Regenerating cells as a means of healing diseased tissues and organs has been an attractive but elusive endeavor in medicine. In addition to the manufacturing challenges of these therapies, scientists also have to contend with the risks of rejection and infection, as well as ensuring that the therapeutic benefit lasts. Biotech startup Satellite Bio aims to overcome these challenges with a new vision of tissue biology and is now out of the $ 110 million backed hiding.
Satellite Bio, based in Cambridge, Massachusetts, selectively programs the cells (the startup claims its technology platform works with nearly all cell types) and then assembles them into implantable therapies it calls Satellite. According to the company, these bioengineered tissue structures can repair, restore, or even replace dysfunctional or diseased tissues or organs. Satellite Bio adds that these implantable cells are fully functional in the patient, overcoming the obstacles encountered by previous attempts to restore organ function. Preclinical data have shown how this approach can work.
A 2017 article published in Science Translational Medicine describes the implantation of bioengineered liver cells into a mouse model for chronic liver disease. The authors wrote that these “seeds” of artificial liver tissue grew and multiplied after implantation. Equally important, this transplanted tissue was able to perform normal liver cell functions after the procedure.

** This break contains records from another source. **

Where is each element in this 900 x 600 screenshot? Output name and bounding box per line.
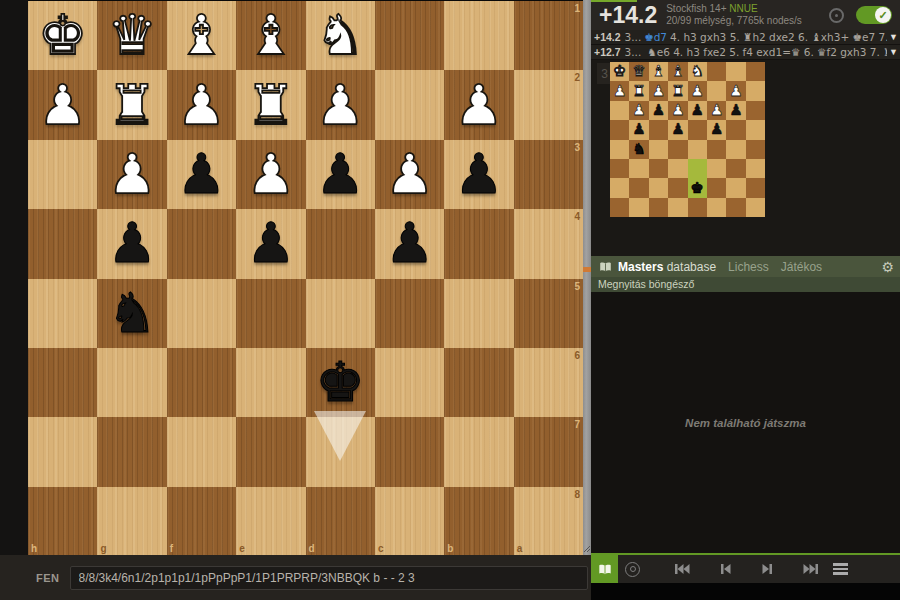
book-icon [599, 261, 612, 273]
rank-label: 2 [574, 72, 580, 83]
board-square[interactable]: c [375, 487, 444, 556]
preview-board: ♚♛♝♝♞♟♜♟♜♟♟♟♟♟♟♟♟♟♟♟♞♚ [610, 62, 765, 217]
board-square[interactable] [28, 348, 97, 417]
toggle-check-icon: ✓ [875, 7, 891, 23]
explorer-tabs-bar: Masters database Lichess Játékos ⚙ [591, 256, 900, 277]
file-label: f [170, 543, 173, 554]
expand-line-icon[interactable]: ▼ [889, 47, 898, 57]
line-eval: +12.7 [594, 46, 621, 58]
board-square[interactable] [306, 417, 375, 486]
board-square[interactable] [236, 279, 305, 348]
board-square[interactable]: 4 [514, 209, 583, 278]
board-square[interactable] [236, 417, 305, 486]
white-rook: ♜ [629, 81, 648, 100]
preview-square [668, 140, 687, 159]
preview-square [629, 159, 648, 178]
tab-lichess[interactable]: Lichess [728, 260, 769, 274]
board-square[interactable]: ♜ [236, 70, 305, 139]
black-pawn: ♟ [629, 120, 648, 139]
no-games-message: Nem található játszma [685, 417, 806, 429]
menu-icon[interactable] [833, 563, 848, 575]
board-square[interactable] [306, 279, 375, 348]
board-square[interactable] [375, 1, 444, 70]
black-pawn: ♟ [97, 209, 166, 278]
controls-bar [591, 555, 900, 583]
white-pawn: ♟ [167, 70, 236, 139]
preview-square [726, 159, 745, 178]
line-eval: +14.2 [594, 31, 621, 43]
board-square[interactable] [28, 209, 97, 278]
left-gutter [0, 0, 28, 555]
white-pawn: ♟ [28, 70, 97, 139]
preview-square [668, 159, 687, 178]
white-bishop: ♝ [668, 62, 687, 81]
white-pawn: ♟ [97, 140, 166, 209]
practice-target-icon[interactable] [625, 562, 640, 577]
preview-square: ♟ [610, 81, 629, 100]
white-pawn: ♟ [726, 81, 745, 100]
white-pawn: ♟ [629, 101, 648, 120]
preview-square [610, 178, 629, 197]
black-knight: ♞ [97, 279, 166, 348]
board-square[interactable]: ♜ [97, 70, 166, 139]
line-prefix: 3... [625, 31, 642, 43]
board-square[interactable]: g [97, 487, 166, 556]
preview-square [707, 198, 726, 217]
preview-square [707, 81, 726, 100]
opening-explorer-button[interactable] [591, 555, 618, 583]
white-queen: ♛ [97, 1, 166, 70]
rank-label: 8 [574, 489, 580, 500]
next-move-button[interactable] [761, 563, 774, 575]
analysis-screen: ♚♛♝♝♞1♟♜♟♜♟♟2♟♟♟♟♟♟3♟♟♟4♞5♚67hgfedcba8 F… [0, 0, 900, 600]
board-square[interactable]: ♞ [97, 279, 166, 348]
preview-square [649, 159, 668, 178]
tab-player[interactable]: Játékos [781, 260, 822, 274]
preview-square: ♞ [629, 140, 648, 159]
engine-depth-progress [591, 0, 637, 2]
expand-line-icon[interactable]: ▼ [889, 32, 898, 42]
board-square[interactable]: ♟ [306, 70, 375, 139]
board-square[interactable]: ♟ [28, 70, 97, 139]
bottom-gap [591, 583, 900, 600]
preview-square [668, 178, 687, 197]
explorer-results: Nem található játszma [591, 292, 900, 553]
preview-square: ♟ [688, 101, 707, 120]
file-label: b [447, 543, 453, 554]
engine-name: Stockfish 14+ [666, 3, 726, 14]
black-pawn: ♟ [375, 209, 444, 278]
white-pawn: ♟ [610, 81, 629, 100]
board-square[interactable]: 2 [514, 70, 583, 139]
board-square[interactable]: b [444, 487, 513, 556]
black-pawn: ♟ [707, 120, 726, 139]
board-square[interactable]: 5 [514, 279, 583, 348]
engine-toggle[interactable]: ✓ [856, 6, 892, 24]
chess-board: ♚♛♝♝♞1♟♜♟♜♟♟2♟♟♟♟♟♟3♟♟♟4♞5♚67hgfedcba8 [28, 0, 583, 555]
line-best-move[interactable]: ♚d7 [644, 31, 667, 43]
board-square[interactable] [375, 70, 444, 139]
preview-square: ♜ [629, 81, 648, 100]
file-label: g [100, 543, 106, 554]
fen-label: FEN [36, 572, 60, 584]
line-prefix: 3... [625, 46, 642, 58]
preview-square [746, 140, 765, 159]
gear-icon[interactable]: ⚙ [881, 259, 894, 275]
black-pawn: ♟ [167, 140, 236, 209]
preview-square [726, 140, 745, 159]
black-pawn: ♟ [688, 101, 707, 120]
preview-square: ♟ [726, 81, 745, 100]
preview-square [726, 62, 745, 81]
playback-controls [674, 563, 819, 575]
white-bishop: ♝ [167, 1, 236, 70]
board-square[interactable] [444, 417, 513, 486]
board-square[interactable]: ♞ [306, 1, 375, 70]
board-square[interactable]: ♚ [28, 1, 97, 70]
panel-resize-divider[interactable] [583, 0, 591, 555]
board-square[interactable] [375, 348, 444, 417]
rank-label: 6 [574, 350, 580, 361]
preview-square: ♟ [726, 101, 745, 120]
board-square[interactable]: ♝ [236, 1, 305, 70]
tab-masters-database[interactable]: Masters database [618, 260, 716, 274]
preview-square: ♚ [688, 178, 707, 197]
preview-square [707, 178, 726, 197]
white-pawn: ♟ [707, 101, 726, 120]
board-square[interactable] [444, 209, 513, 278]
file-label: e [239, 543, 245, 554]
white-pawn: ♟ [668, 101, 687, 120]
preview-square [649, 178, 668, 197]
engine-line-2[interactable]: +12.7 3...♞e6 4. h3 fxe2 5. f4 exd1=♛ 6.… [591, 45, 900, 60]
divider-grip[interactable] [583, 267, 591, 272]
board-square[interactable]: h [28, 487, 97, 556]
engine-header: +14.2 Stockfish 14+ NNUE 20/99 mélység, … [591, 0, 900, 30]
white-rook: ♜ [668, 81, 687, 100]
preview-square: ♟ [668, 101, 687, 120]
preview-square: ♟ [629, 120, 648, 139]
board-square[interactable]: ♟ [97, 140, 166, 209]
engine-settings-icon[interactable] [829, 8, 844, 23]
preview-square [668, 198, 687, 217]
board-square[interactable] [28, 417, 97, 486]
board-square[interactable]: f [167, 487, 236, 556]
board-square[interactable] [444, 1, 513, 70]
board-square[interactable]: ♟ [306, 140, 375, 209]
white-king: ♚ [28, 1, 97, 70]
rank-label: 5 [574, 281, 580, 292]
board-square[interactable] [444, 348, 513, 417]
preview-square [707, 140, 726, 159]
board-square[interactable] [167, 209, 236, 278]
black-pawn: ♟ [726, 101, 745, 120]
file-label: d [309, 543, 315, 554]
rank-label: 3 [574, 142, 580, 153]
preview-square [707, 159, 726, 178]
board-square[interactable]: 1 [514, 1, 583, 70]
board-square[interactable]: ♟ [236, 209, 305, 278]
line-continuation[interactable]: ♞e6 4. h3 fxe2 5. f4 exd1=♛ 6. ♛f2 gxh3 … [647, 46, 887, 58]
board-square[interactable]: ♟ [97, 209, 166, 278]
black-pawn: ♟ [236, 209, 305, 278]
black-pawn: ♟ [444, 140, 513, 209]
preview-square [746, 101, 765, 120]
board-square[interactable] [375, 417, 444, 486]
board-square[interactable]: ♟ [375, 140, 444, 209]
board-square[interactable] [28, 140, 97, 209]
board-square[interactable] [444, 279, 513, 348]
board-square[interactable] [306, 209, 375, 278]
board-square[interactable] [375, 279, 444, 348]
board-square[interactable]: ♟ [444, 140, 513, 209]
preview-square [649, 120, 668, 139]
board-square[interactable]: d [306, 487, 375, 556]
board-square[interactable]: ♟ [375, 209, 444, 278]
preview-square: ♟ [668, 120, 687, 139]
board-square[interactable]: ♝ [167, 1, 236, 70]
white-pawn: ♟ [375, 140, 444, 209]
board-square[interactable]: ♟ [167, 70, 236, 139]
black-pawn: ♟ [306, 140, 375, 209]
engine-line-1[interactable]: +14.2 3...♚d74. h3 gxh3 5. ♜h2 dxe2 6. ♝… [591, 30, 900, 45]
white-pawn: ♟ [236, 140, 305, 209]
preview-square [610, 120, 629, 139]
preview-square [688, 140, 707, 159]
preview-square: ♝ [649, 62, 668, 81]
white-queen: ♛ [629, 62, 648, 81]
preview-square [746, 81, 765, 100]
board-square[interactable]: 6 [514, 348, 583, 417]
preview-square [688, 159, 707, 178]
line-continuation[interactable]: 4. h3 gxh3 5. ♜h2 dxe2 6. ♝xh3+ ♚e7 7. ♛… [670, 31, 887, 43]
board-square[interactable]: 3 [514, 140, 583, 209]
board-square[interactable]: ♟ [444, 70, 513, 139]
best-move-arrow [314, 411, 366, 461]
file-label: a [517, 543, 523, 554]
move-preview-zone: 3 ♚♛♝♝♞♟♜♟♜♟♟♟♟♟♟♟♟♟♟♟♞♚ [591, 60, 900, 256]
white-knight: ♞ [306, 1, 375, 70]
preview-square: ♚ [610, 62, 629, 81]
preview-square: ♟ [629, 101, 648, 120]
white-pawn: ♟ [444, 70, 513, 139]
preview-square: ♟ [707, 101, 726, 120]
preview-square: ♟ [688, 81, 707, 100]
board-square[interactable] [167, 348, 236, 417]
board-square[interactable] [97, 417, 166, 486]
engine-eval: +14.2 [599, 2, 657, 29]
board-square[interactable] [167, 279, 236, 348]
preview-square: ♛ [629, 62, 648, 81]
file-label: h [31, 543, 37, 554]
file-label: c [378, 543, 384, 554]
board-square[interactable] [236, 348, 305, 417]
white-king: ♚ [610, 62, 629, 81]
analysis-panel: +14.2 Stockfish 14+ NNUE 20/99 mélység, … [591, 0, 900, 600]
board-square[interactable]: e [236, 487, 305, 556]
white-knight: ♞ [688, 62, 707, 81]
preview-square [707, 62, 726, 81]
preview-square [746, 62, 765, 81]
preview-square [726, 198, 745, 217]
preview-square: ♞ [688, 62, 707, 81]
engine-status: 20/99 mélység, 7765k nodes/s [666, 15, 802, 27]
black-knight: ♞ [629, 140, 648, 159]
board-square[interactable] [97, 348, 166, 417]
preview-square [649, 198, 668, 217]
white-bishop: ♝ [236, 1, 305, 70]
rank-label: 4 [574, 211, 580, 222]
preview-square [649, 140, 668, 159]
preview-square [610, 140, 629, 159]
black-king: ♚ [688, 178, 707, 197]
preview-square [610, 101, 629, 120]
preview-square [746, 178, 765, 197]
board-square[interactable]: ♚ [306, 348, 375, 417]
fen-bar: FEN [0, 555, 591, 600]
preview-square: ♝ [668, 62, 687, 81]
board-square[interactable]: 7 [514, 417, 583, 486]
white-rook: ♜ [97, 70, 166, 139]
fen-input[interactable] [70, 566, 588, 590]
black-pawn: ♟ [668, 120, 687, 139]
white-pawn: ♟ [688, 81, 707, 100]
black-king: ♚ [306, 348, 375, 417]
preview-square: ♟ [649, 101, 668, 120]
preview-square [726, 178, 745, 197]
board-square[interactable] [28, 279, 97, 348]
preview-square [629, 198, 648, 217]
preview-square [610, 198, 629, 217]
preview-square [746, 198, 765, 217]
black-pawn: ♟ [649, 101, 668, 120]
preview-square [629, 178, 648, 197]
explorer-subtitle: Megnyitás böngésző [591, 277, 900, 292]
board-square[interactable]: ♟ [236, 140, 305, 209]
white-pawn: ♟ [649, 81, 668, 100]
preview-square: ♟ [707, 120, 726, 139]
engine-info: Stockfish 14+ NNUE 20/99 mélység, 7765k … [666, 3, 802, 27]
preview-square: ♟ [649, 81, 668, 100]
white-rook: ♜ [236, 70, 305, 139]
board-square[interactable] [167, 417, 236, 486]
previous-move-button[interactable] [719, 563, 732, 575]
rank-label: 1 [574, 3, 580, 14]
preview-square [688, 198, 707, 217]
preview-square [610, 159, 629, 178]
board-square[interactable]: ♟ [167, 140, 236, 209]
preview-square [746, 120, 765, 139]
preview-square [688, 120, 707, 139]
nnue-badge: NNUE [729, 3, 757, 14]
resize-corner-icon[interactable] [583, 543, 591, 553]
board-square[interactable]: a8 [514, 487, 583, 556]
first-move-button[interactable] [674, 563, 690, 575]
last-move-button[interactable] [803, 563, 819, 575]
rank-label: 7 [574, 419, 580, 430]
preview-square [746, 159, 765, 178]
preview-square [726, 120, 745, 139]
white-pawn: ♟ [306, 70, 375, 139]
white-bishop: ♝ [649, 62, 668, 81]
preview-square: ♜ [668, 81, 687, 100]
board-square[interactable]: ♛ [97, 1, 166, 70]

Two of the authors of that paper are Sangeeta Bhatia, director of the Center for Nanomedicine at the Massachusetts Institute of Technology, and Christopher Chen, director of Boston University’s Biological Design Center. Satellite Bio technology comes from their research. Bhatia and Chen founded the company in 2020 together with Arnav Chhabra, who is the head of the startup’s R&D platform.
Regenerative medicine has seen regulatory and clinical advances over the past year. Last year, Mallinckrodt Pharmaceuticals received FDA approval for StrataGraft, an engineered skin product for treating burn wounds. The agency also approved Rethymic, a regenerative therapy that Enzyvant Therapeutics developed to treat a rare inherited immune disorder. Meanwhile, Humacyte has reached advanced clinical development with its bioengineered blood vessels.
According to Satellite Bio, the flexibility of its technology allows it to adapt the designed satellites to particular diseases and patient characteristics. The startup did not specify its disease goals other than to say that it is pursuing “elusive and life-threatening diseases.” The company said its initial target is the liver, building on liver disease research that was published five years ago in Science Translational Medicine. At the helm of Satellite Bio is CEO Dave Lennon, the former Novartis executive who led the company in the first approval of gene therapy, a treatment for spinal muscular atrophy.
The $ 110 million funding announced Wednesday is a combination of Series A and initial funding. The Series A funding was led by aMoon Growth. Other investors participating in the new round include former investors Lightspeed, aMoon Velocity, Polaris Partners and Polaris Innovation Fund, as well as new investors Section 32, Catalio Capital Management and Waterman Ventures.
“aMoon is proud of our continued partnership with Satellite Bio in its inspiring mission to restore hope to patients suffering from serious and life-threatening conditions,” said Yair Schindel, co-founder and managing partner of aMoon Fund, in a statement. prepared. “This new wave of tissue therapies will save patients whose only other hope would be organ transplantation or experimental therapies.”